Authors aim to tackle a novel task which has certain clinical significance. The method of this article is innovative enough. Experiments show the proposed method can achieve higher performance than the reference methods.
- Please list the main weaknesses of the paper. Please provide details, for instance, if you think a method is not novel, explain why and provide a reference to prior work.

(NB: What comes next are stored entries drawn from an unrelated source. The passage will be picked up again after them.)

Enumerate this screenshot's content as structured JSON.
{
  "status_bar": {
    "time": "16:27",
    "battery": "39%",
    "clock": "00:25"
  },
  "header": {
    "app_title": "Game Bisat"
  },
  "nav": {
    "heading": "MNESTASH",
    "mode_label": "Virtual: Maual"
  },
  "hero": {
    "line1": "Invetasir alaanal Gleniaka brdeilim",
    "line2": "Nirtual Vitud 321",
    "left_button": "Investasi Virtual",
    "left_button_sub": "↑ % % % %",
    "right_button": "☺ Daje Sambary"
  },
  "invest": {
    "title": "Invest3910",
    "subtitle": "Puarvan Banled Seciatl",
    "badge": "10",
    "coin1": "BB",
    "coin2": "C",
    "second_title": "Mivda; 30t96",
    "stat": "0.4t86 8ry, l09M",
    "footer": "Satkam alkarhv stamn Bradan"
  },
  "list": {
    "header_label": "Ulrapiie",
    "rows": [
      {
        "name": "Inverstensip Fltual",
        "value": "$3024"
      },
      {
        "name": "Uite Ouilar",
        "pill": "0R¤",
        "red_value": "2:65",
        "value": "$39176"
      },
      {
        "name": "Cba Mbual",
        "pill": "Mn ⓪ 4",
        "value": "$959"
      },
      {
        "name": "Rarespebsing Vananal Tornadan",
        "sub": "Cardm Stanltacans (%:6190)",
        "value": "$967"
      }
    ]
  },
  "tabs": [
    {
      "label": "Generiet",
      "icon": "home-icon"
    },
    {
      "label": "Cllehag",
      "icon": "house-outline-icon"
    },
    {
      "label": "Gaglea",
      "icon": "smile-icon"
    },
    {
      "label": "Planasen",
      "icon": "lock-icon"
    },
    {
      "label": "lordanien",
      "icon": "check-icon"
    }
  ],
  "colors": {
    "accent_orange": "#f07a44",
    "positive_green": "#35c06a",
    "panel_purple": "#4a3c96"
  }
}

(1) Poor readability. Although it is not a technically difficult paper to read, the content of the paper is incoherent and often needs to be searched up and down. For example, in Eq, 2, the explanation of “y” need be traced back to the section “Problem Setting”. It causes great trouble in understanding important formulas. (2) Some mistakes appear in formulas. In Eq. 2, it sees “i” has many possible values. Also, I’m not sure if this soft label “L^s” is one-hot coding, which need all elements sum to one. The explanation of the soft label is confusing. (3) What is the theoretical rationality of “using KL-divergence can can force the network to learn the relationship between seen and novel diseases”. (4) I understand that the soft label establishes the relationship between seen and novel diseases, but why not just using the cross-entropy loss since you can straightly using the softmax to get \hat_{y}^s. (5) In the section “Few Weak-Shot Report Generation for Novel Diseases”, it seems that the model has complex operations in the inference stage, which are not shown in Fig. 2(overview of the proposed approach). (6) In comparison experiments, since the method is not the best in all metrics, author should give reasonable explanations. Also, the conclusion “Our method outperformed other state-of-art approaches to medical report (7) generation in six experimental settings” is incorrect. (8) In Fig. 3, why not showing the results of the compared method Grounded. (9) Authors do not discuss the generality of the proposed method, e.g., data conditions necessary to use this method, generality of proposed modules. (10) Since in the “Problem Setting”, we see “Each case in the dataset contains images of a patient at different periods”. Is this a necessary condition? The authors did not provide discussions about parameters “N”. (11) Also, is there a limitation for the type of provided weak annotations?
- Please rate the clarity and organization of this paper
Poor
- Please comment on the reproducibility of the paper. Note, that authors have filled out a reproducibility checklist upon submission. Please be aware that authors are not required to meet all criteria on the checklist - for instance, providing code and data is a plus, but not a requirement for acceptance
The paper lacks parameter details, so it is difficult to reproduce only by the paper. The author states that the code will be published in the future.
- Please provide detailed and constructive comments for the authors. Please also refer to our Reviewer’s guide on what makes a good review: https://conferences.miccai.org/2022/en/REVIEWER-GUIDELINES.html
Too long introduction is unnecessary, since ZSL is not highly relevant to this paper. Problem setting is unclear. Some symbols lack corresponding explanations and some symbols may be reused. Authors need to check them carefully. Fig. 2 does not show weight imprinting scheme and is lack of explanation of virtual, solid lines and color. There is a lack of discussion of some important parameters.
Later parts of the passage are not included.